The AI Data Scrubber is a lightweight privacy-focused tool designed to remove personal information from text documents before uploading them to Large Language Models (LLMs). You can use it to clean sensitive documents like resumes or contracts. It's not guaranteed to remove everything, so you should still check before you upload your file to a LLM.

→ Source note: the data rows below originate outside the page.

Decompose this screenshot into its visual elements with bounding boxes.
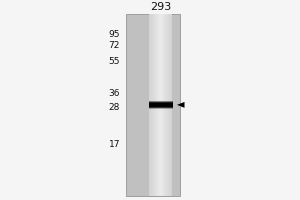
Bar bbox=[169, 14, 170, 196]
Bar bbox=[148, 101, 172, 102]
Bar bbox=[168, 14, 169, 196]
Bar bbox=[148, 102, 172, 103]
Text: 293: 293 bbox=[150, 2, 171, 12]
Bar bbox=[150, 14, 151, 196]
Bar bbox=[148, 104, 172, 105]
Bar bbox=[159, 14, 160, 196]
Bar bbox=[148, 102, 172, 103]
Bar bbox=[148, 103, 172, 104]
Bar bbox=[148, 108, 172, 109]
Bar bbox=[154, 14, 155, 196]
Bar bbox=[148, 104, 172, 105]
Bar bbox=[148, 104, 172, 106]
Bar bbox=[160, 14, 161, 196]
Bar bbox=[148, 107, 172, 108]
Bar bbox=[126, 14, 180, 196]
Bar bbox=[152, 14, 153, 196]
Bar bbox=[165, 14, 166, 196]
Bar bbox=[148, 106, 172, 107]
Bar bbox=[171, 14, 172, 196]
Bar bbox=[148, 106, 172, 107]
Bar bbox=[148, 101, 172, 102]
Bar bbox=[170, 14, 171, 196]
Bar bbox=[148, 105, 172, 106]
Bar bbox=[155, 14, 156, 196]
Bar bbox=[148, 107, 172, 108]
Bar bbox=[148, 106, 172, 107]
Bar bbox=[148, 103, 172, 104]
Text: 17: 17 bbox=[109, 140, 120, 149]
Text: 28: 28 bbox=[109, 103, 120, 112]
Bar bbox=[148, 103, 172, 104]
Bar bbox=[153, 14, 154, 196]
Text: 72: 72 bbox=[109, 41, 120, 50]
Bar bbox=[148, 104, 172, 105]
Bar bbox=[148, 106, 172, 107]
Bar bbox=[167, 14, 168, 196]
Bar bbox=[151, 14, 152, 196]
Bar bbox=[164, 14, 165, 196]
Bar bbox=[148, 102, 172, 103]
Bar bbox=[158, 14, 159, 196]
Bar bbox=[148, 107, 172, 108]
Bar bbox=[148, 108, 172, 109]
Text: 55: 55 bbox=[109, 57, 120, 66]
Bar bbox=[148, 105, 172, 106]
Bar bbox=[148, 14, 149, 196]
Bar bbox=[148, 107, 172, 108]
Bar bbox=[156, 14, 157, 196]
Bar bbox=[163, 14, 164, 196]
Text: 36: 36 bbox=[109, 89, 120, 98]
Polygon shape bbox=[177, 102, 184, 108]
Bar bbox=[162, 14, 163, 196]
Bar bbox=[157, 14, 158, 196]
Bar bbox=[148, 103, 172, 104]
Bar bbox=[148, 103, 172, 105]
Bar bbox=[161, 14, 162, 196]
Bar bbox=[148, 105, 172, 106]
Bar bbox=[148, 102, 172, 103]
Text: 95: 95 bbox=[109, 30, 120, 39]
Bar bbox=[148, 105, 172, 106]
Bar bbox=[149, 14, 150, 196]
Bar bbox=[148, 101, 172, 102]
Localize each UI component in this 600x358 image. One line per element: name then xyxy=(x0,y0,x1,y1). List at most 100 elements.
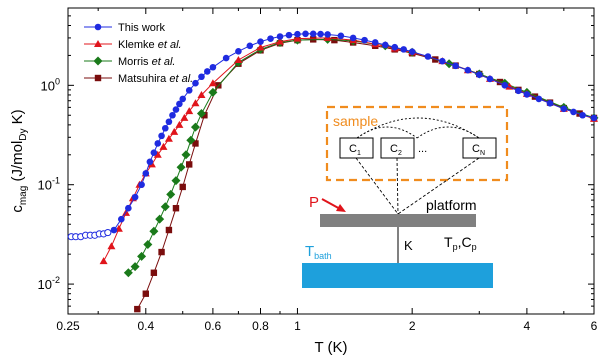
data-point xyxy=(293,34,302,42)
data-point xyxy=(118,215,125,223)
y-axis-label: cmag (J/molDy K) xyxy=(9,109,29,212)
x-tick-label: 4 xyxy=(524,319,531,333)
data-point xyxy=(130,262,140,272)
x-tick-label: 0.25 xyxy=(56,319,80,333)
data-point xyxy=(104,228,112,237)
data-point xyxy=(179,95,187,103)
series-line xyxy=(113,33,595,231)
legend: This work Klemke et al. Morris et al. Ma… xyxy=(84,22,193,85)
coupling-arc xyxy=(356,117,480,139)
data-point xyxy=(164,134,173,142)
data-point xyxy=(501,82,509,89)
data-point xyxy=(192,79,199,87)
data-point xyxy=(208,79,217,87)
data-point xyxy=(153,150,162,158)
series-layer xyxy=(67,30,599,313)
x-tick-label: 1 xyxy=(294,319,301,333)
svg-text:CN: CN xyxy=(472,143,485,157)
platform-bar xyxy=(320,214,476,227)
plot-frame xyxy=(67,7,595,315)
data-point xyxy=(161,124,169,132)
legend-marker xyxy=(94,74,102,82)
data-point xyxy=(309,30,317,38)
data-point xyxy=(381,41,389,49)
data-point xyxy=(185,107,194,115)
data-point xyxy=(185,87,193,94)
data-point xyxy=(222,54,230,62)
legend-entry-this-work: This work xyxy=(84,22,166,34)
data-point xyxy=(169,111,176,119)
data-point xyxy=(180,113,189,121)
data-point xyxy=(134,305,141,313)
x-tick-label: 6 xyxy=(591,319,598,333)
data-point xyxy=(137,251,147,261)
svg-text:C1: C1 xyxy=(349,143,361,157)
x-tick-label: 0.6 xyxy=(205,319,222,333)
data-point xyxy=(125,204,132,212)
y-label-end: K) xyxy=(9,109,26,128)
data-point xyxy=(158,248,165,256)
data-point xyxy=(176,162,186,172)
data-point xyxy=(138,181,145,189)
data-point xyxy=(197,90,206,98)
data-point xyxy=(371,39,379,46)
legend-marker xyxy=(93,56,103,66)
data-point xyxy=(560,105,568,113)
legend-label: This work xyxy=(118,22,166,34)
data-point xyxy=(208,87,218,97)
data-point xyxy=(317,30,324,38)
data-point xyxy=(391,43,399,51)
data-point xyxy=(142,290,149,297)
data-point xyxy=(285,31,293,39)
data-point xyxy=(165,118,173,126)
data-point xyxy=(192,140,199,147)
data-point xyxy=(186,161,193,168)
data-point xyxy=(464,66,472,74)
data-point xyxy=(107,242,116,250)
y-tick-label: 100 xyxy=(41,76,60,93)
power-arrow-head xyxy=(336,204,346,212)
y-label-sub: mag xyxy=(18,186,29,205)
sample-label: sample xyxy=(333,113,378,129)
data-point xyxy=(276,33,284,40)
data-point xyxy=(590,114,598,122)
x-tick-label: 0.4 xyxy=(137,319,154,333)
cell-c2: C2 xyxy=(380,137,415,159)
data-point xyxy=(150,269,158,276)
data-point xyxy=(158,132,165,140)
bath-label: Tbath xyxy=(305,243,332,261)
legend-label: Matsuhira et al. xyxy=(118,73,193,85)
data-point xyxy=(175,120,184,128)
data-point xyxy=(579,111,586,119)
data-point xyxy=(99,257,108,265)
y-label-main: c xyxy=(9,205,26,213)
data-point xyxy=(131,193,139,201)
y-tick-label: 10-2 xyxy=(38,275,60,292)
data-point xyxy=(546,99,554,107)
legend-entry-morris: Morris et al. xyxy=(84,56,175,68)
sample-box xyxy=(325,105,509,182)
data-point xyxy=(172,205,180,212)
cell-cn: CN xyxy=(462,137,497,159)
y-label-mid: (J/mol xyxy=(9,141,26,186)
inset-schematic: sample C1 C2 ... CN platform P K xyxy=(302,105,509,288)
x-axis-label: T (K) xyxy=(314,339,347,356)
legend-label: Klemke et al. xyxy=(118,39,182,51)
k-label: K xyxy=(404,238,413,253)
data-point xyxy=(294,30,301,38)
data-point xyxy=(408,48,416,55)
data-point xyxy=(337,32,345,40)
legend-entry-matsuhira: Matsuhira et al. xyxy=(84,73,193,85)
data-point xyxy=(165,226,173,234)
data-point xyxy=(155,214,165,224)
data-point xyxy=(496,78,504,86)
link-line xyxy=(396,157,399,215)
series-1 xyxy=(67,228,112,241)
data-point xyxy=(123,268,133,278)
data-point xyxy=(146,158,154,166)
data-point xyxy=(235,48,242,55)
series-0 xyxy=(110,30,598,234)
bath-bar xyxy=(302,263,493,288)
legend-label: Morris et al. xyxy=(118,56,175,68)
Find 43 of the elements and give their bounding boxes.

It uses a mixture of regular expressions and named entity recognition models from [spaCy](https://spacy.io/). It's less accurate than asking a LLM to remove PII - but then you don't need to either run a LLM on your own machine, or upload your document to a LLM.

## What It Does

Removes personal information like:
- Names (via AI recognition)
- Email addresses
- Phone numbers
- Street addresses & ZIP codes
- URLs
- License plates

Currently supports US formats only.

## Quick Start

```bash
# Install
pip install ai-data-scrubber

# Download required language model (560MB)
python -m spacy download en_core_web_lg

# Clean your file
ai-data-scrubber your-file.txt
```

## Usage

**Command Line:**
```bash
# Auto-generates output file with _scrubbed suffix
ai-data-scrubber input.txt

# Or specify output file
ai-data-scrubber input.txt -o output.txt
```

**Python:**
```python
from ai_data_scrubber import scrub_text, scrub_file

# Scrub text directly
cleaned = scrub_text("John Smith lives at 123 Main St")

# Or scrub a file
scrub_file("input.txt", "output.txt")
```

## Example

**Before:**
```
John Smith
123 Main Street, Apt 4B
New York, NY 10001
Email: john.smith@example.com
Phone: (555) 123-4567
```

**After:**
```
[NAME]
[ADDRESS], [UNIT]
New York, NY [ZIP_CODE]
Email: [EMAIL]
Phone: [PHONE]
```

## Documentation

- [Installation Guide](docs/INSTALLATION.md) - Detailed installation including from source
- [Performance Testing](docs/TESTING.md) - Test with 20 sample resumes

## Requirements

- Python 3.10 or higher
- spaCy >= 3.5.0
- spaCy model: `en_core_web_lg`

## License

This project is licensed under the MIT License - see the [LICENSE](LICENSE) file for details.

## Contributing

Contributions welcome! Feel free to submit a Pull Request.